When a magnitude 7.9 earthquake in the Gulf of Alaska forced weather authorities to declare a tsunami warning for many communities in coastal Alaska, Juneau resident Bonny Hilton Dansie’s phone remained silent.
Electronic notifications went out to cellphones across the state early Tuesday morning, but not all of them. Dansie’s phone wasn’t one of them. Both she and her husband Richard have GCI phones, and neither of them got an emergency alert.
The only phone of theirs that did get a notification was one with Verizon service that they hadn’t used in two months.
Heather and Richard weren’t the only people in Juneau or Southeast who didn’t receive a cellphone notification. As a result of a complex and long-term process with the Federal Communications Commission, GCI and other smaller providers don’t automatically send federal emergency alerts.
GCI Director of Corporate Communications Heather Handyside explained Tuesday that Wireless Emergency Alerts (WEA) are still at least a few months away for GCI.

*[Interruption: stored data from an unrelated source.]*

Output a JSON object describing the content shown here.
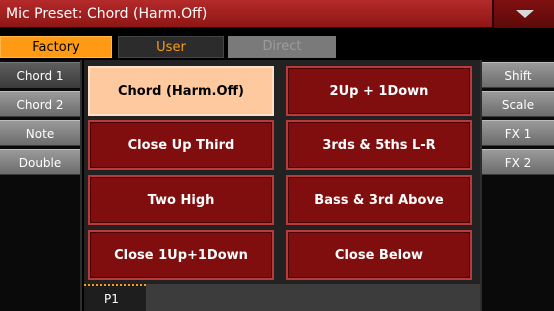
{
  "title": "Mic Preset: Chord (Harm.Off)",
  "colors": {
    "accent": "#ff9a14",
    "preset_bg": "#800e0e",
    "selected_bg": "#ffc9a0",
    "title_bg": "#a32020"
  },
  "top_tabs": [
    {
      "label": "Factory",
      "state": "active"
    },
    {
      "label": "User",
      "state": "normal"
    },
    {
      "label": "Direct",
      "state": "disabled"
    }
  ],
  "left_tabs": [
    {
      "label": "Chord 1",
      "active": true
    },
    {
      "label": "Chord 2",
      "active": false
    },
    {
      "label": "Note",
      "active": false
    },
    {
      "label": "Double",
      "active": false
    }
  ],
  "right_tabs": [
    {
      "label": "Shift"
    },
    {
      "label": "Scale"
    },
    {
      "label": "FX 1"
    },
    {
      "label": "FX 2"
    }
  ],
  "presets": [
    {
      "label": "Chord (Harm.Off)",
      "selected": true
    },
    {
      "label": "2Up + 1Down",
      "selected": false
    },
    {
      "label": "Close Up Third",
      "selected": false
    },
    {
      "label": "3rds & 5ths L-R",
      "selected": false
    },
    {
      "label": "Two High",
      "selected": false
    },
    {
      "label": "Bass & 3rd Above",
      "selected": false
    },
    {
      "label": "Close 1Up+1Down",
      "selected": false
    },
    {
      "label": "Close Below",
      "selected": false
    }
  ],
  "pages": [
    {
      "label": "P1",
      "active": true
    }
  ],
  "icons": {
    "menu": "triangle-down-icon"
  }
}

Getting those alerts set up through the FCC is a long and complicated process, Handyside said, and many smaller providers don’t have the resources to get the system set up quickly.
National providers, such as AT&T or Verizon, were required to have the WEA system set up in 2017. Smaller providers were given an extension until May 2019 to get the system in place. Handyside said GCI will get it off the ground long before that.
“GCI’s been working hard for almost six months now to put the system in place,” Handyside said, “and the good news is we’re only a few months away from being complete.”
In the interim, GCI has set up a free application for iOS and Android phones that can serve the same purpose. The app is simply called GCI Alerts, and Handyside said that GCI customers who had that app downloaded received an alert Tuesday morning.